Biogen’s (NSDQ:BIIB) Alzheimer’s drug Aduhelm (aducanumab) continues to be a source of contention. Advocates cite the need for a new therapy for the memory-robbing disease while skeptics remain unconvinced about the benefit-risk profile of the drug.
Most recently, Alzheimer’s disease advocates have criticized Medicare’s proposal to constrain coverage for the drug to clinical trial participants.
The patient groups the Alzheimer’s Association, UsAgainstAlzheimer’s and the Global Alzheimer’s Platform Foundation have vowed to help overturn that decision by reaching out to the U.S. Health Secretary, lawmakers and officials within the Biden administration.
The proposal would also apply to similar monoclonal antibodies that target the peptide amyloid-β (Aβ) and the protein tau to target Alzheimer’s.

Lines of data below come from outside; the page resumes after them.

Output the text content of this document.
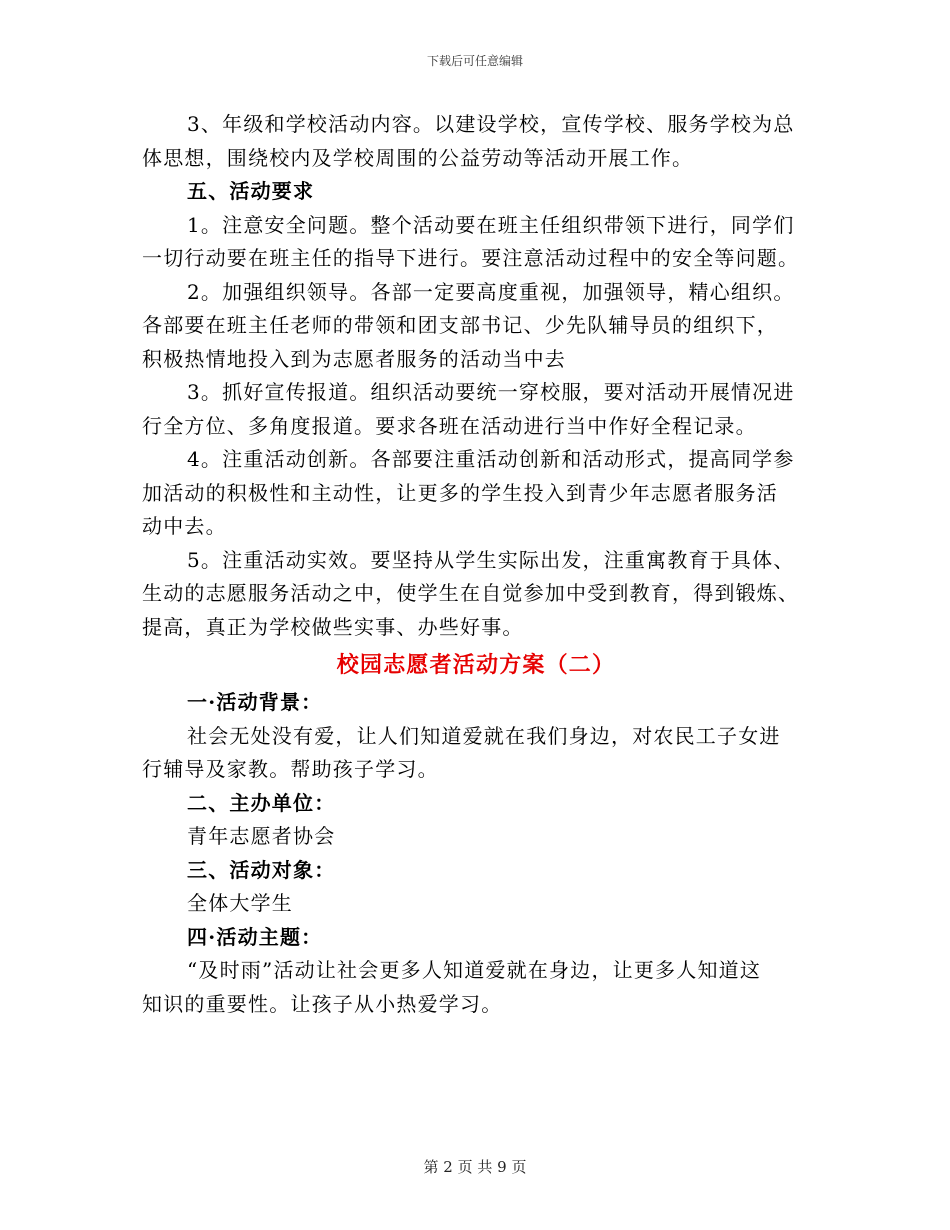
下载后可任意编辑

3、年级和学校活动内容。以建设学校，宣传学校、服务学校为总
体思想，围绕校内及学校周围的公益劳动等活动开展工作。

五、活动要求

1。注意安全问题。整个活动要在班主任组织带领下进行，同学们
一切行动要在班主任的指导下进行。要注意活动过程中的安全等问题。

2。加强组织领导。各部一定要高度重视，加强领导，精心组织。
各部要在班主任老师的带领和团支部书记、少先队辅导员的组织下，
积极热情地投入到为志愿者服务的活动当中去

3。抓好宣传报道。组织活动要统一穿校服，要对活动开展情况进
行全方位、多角度报道。要求各班在活动进行当中作好全程记录。

4。注重活动创新。各部要注重活动创新和活动形式，提高同学参
加活动的积极性和主动性，让更多的学生投入到青少年志愿者服务活
动中去。

5。注重活动实效。要坚持从学生实际出发，注重寓教育于具体、
生动的志愿服务活动之中，使学生在自觉参加中受到教育，得到锻炼、
提高，真正为学校做些实事、办些好事。

校园志愿者活动方案（二）

一·活动背景：

社会无处没有爱，让人们知道爱就在我们身边，对农民工子女进
行辅导及家教。帮助孩子学习。

二、主办单位：

青年志愿者协会

三、活动对象：

全体大学生

四·活动主题：

“及时雨”活动让社会更多人知道爱就在身边，让更多人知道这
知识的重要性。让孩子从小热爱学习。

第 2 页 共 9 页
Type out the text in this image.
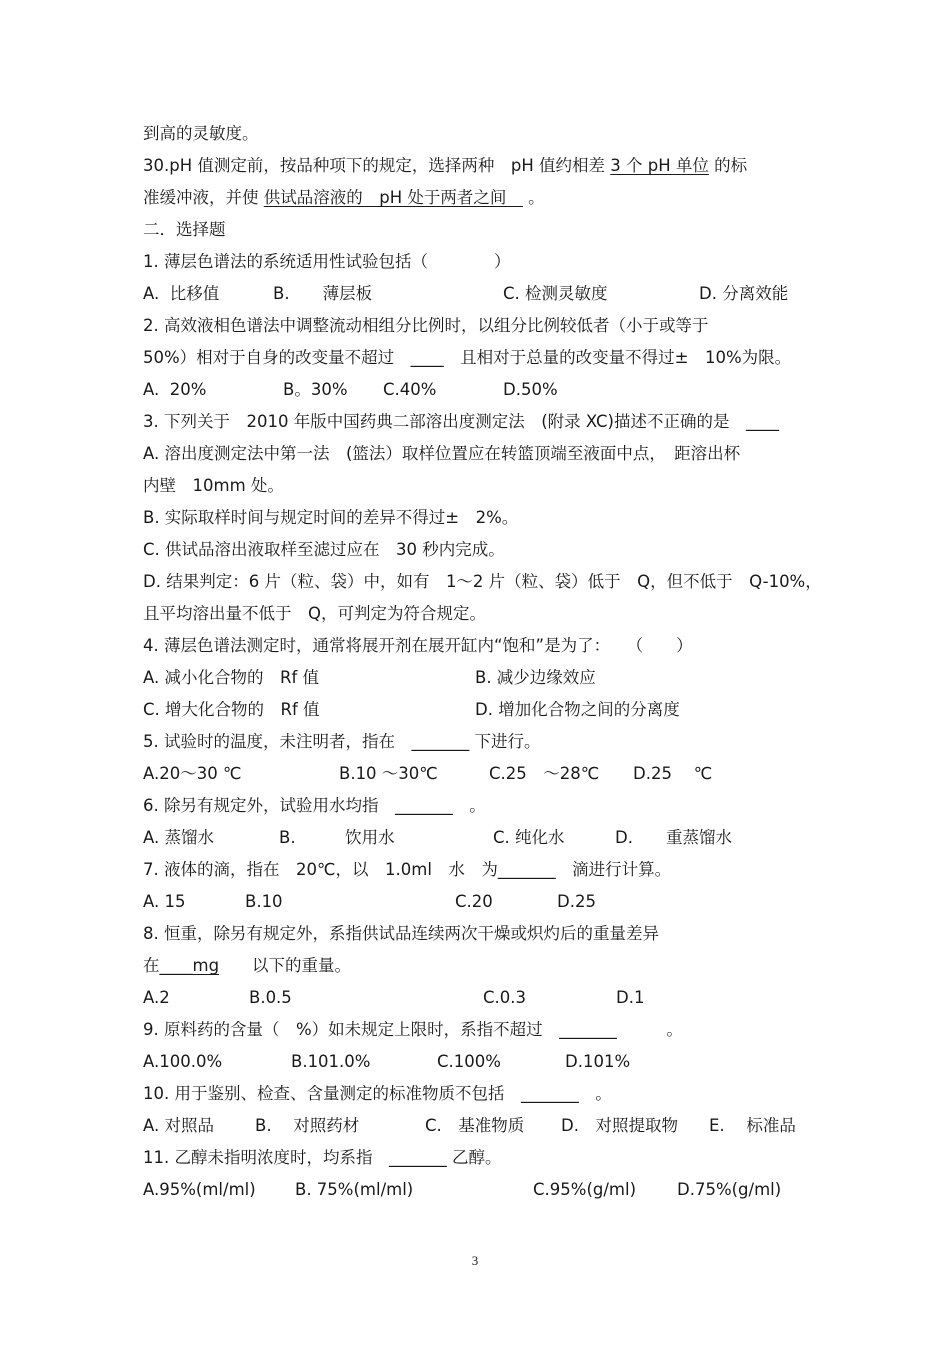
到高的灵敏度。
30.pH 值测定前，按品种项下的规定，选择两种　pH 值约相差 3 个 pH 单位 的标
准缓冲液，并使 供试品溶液的　pH 处于两者之间　 。
二．选择题
1. 薄层色谱法的系统适用性试验包括（　　　　）
A.  比移值	B.　　薄层板	C. 检测灵敏度	D. 分离效能
2. 高效液相色谱法中调整流动相组分比例时，以组分比例较低者（小于或等于
50%）相对于自身的改变量不超过　____　且相对于总量的改变量不得过±　10%为限。
A.  20%	B。30% C.40%	D.50%
3. 下列关于　2010 年版中国药典二部溶出度测定法　(附录 XC)描述不正确的是　____
A. 溶出度测定法中第一法　(篮法）取样位置应在转篮顶端至液面中点，　距溶出杯
内壁　10mm 处。
B. 实际取样时间与规定时间的差异不得过±　2%。
C. 供试品溶出液取样至滤过应在　30 秒内完成。
D. 结果判定：6 片（粒、袋）中，如有　1～2 片（粒、袋）低于　Q，但不低于　Q-10%，
且平均溶出量不低于　Q，可判定为符合规定。
4. 薄层色谱法测定时，通常将展开剂在展开缸内“饱和”是为了：　　（　　）
A. 减小化合物的　Rf 值	B. 减少边缘效应
C. 增大化合物的　Rf 值	D. 增加化合物之间的分离度
5. 试验时的温度，未注明者，指在　_______ 下进行。
A.20～30 ℃	B.10 ～30℃	C.25　～28℃ D.25　 ℃
6. 除另有规定外，试验用水均指　_______　。
A. 蒸馏水	B.　　　饮用水	C. 纯化水	D.　　重蒸馏水
7. 液体的滴，指在　20℃，以　1.0ml　水　为_______　滴进行计算。
A. 15	B.10	C.20	D.25
8. 恒重，除另有规定外，系指供试品连续两次干燥或炽灼后的重量差异
在____mg　　以下的重量。
A.2	B.0.5	C.0.3	D.1
9. 原料药的含量（　%）如未规定上限时，系指不超过　_______　　　。
A.100.0%	B.101.0%	C.100%	D.101%
10. 用于鉴别、检查、含量测定的标准物质不包括　_______　。
A. 对照品 B.　 对照药材	C.　基准物质 D.　对照提取物 E.　 标准品
11. 乙醇未指明浓度时，均系指　_______ 乙醇。
A.95%(ml/ml) B. 75%(ml/ml)	C.95%(g/ml) D.75%(g/ml)
3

The Centers for Medicare & Medicaid Services (CMS) proposal is “very problematic,” said John Dwyer, president of Global Alzheimer’s Platform Foundation (GAP), in a statement posted on YouTube. CMS’s proposal to drastically limit coverage of aducanumab is “unprecedented” and “discriminatory,” Dwyer said.
“The decision by the Centers for Medicare & Medicaid Services (CMS) is shocking discrimination against everyone with Alzheimer’s disease,” said Harry Johns, Alzheimer’s Association CEO, in a statement.
FDA’s decision to approve the drug was also controversial, prompting three members of the agency’s Peripheral and Central Nervous System Drugs Advisory Committee to resign last year and federal investigations.
Biogen’s initial plan to price Aduhelm at about $56,000 annually per patient sparked concern about the cumulative cost to Medicare’s budget. However, Biogen later cut the price to about $28,200 annually.
A number of drug developers such as Eli Lilly (NYSE:LLY) and Biogen collaborator Eisai (TYO:4523) continue to develop antibody-based Alzheimer’s drugs.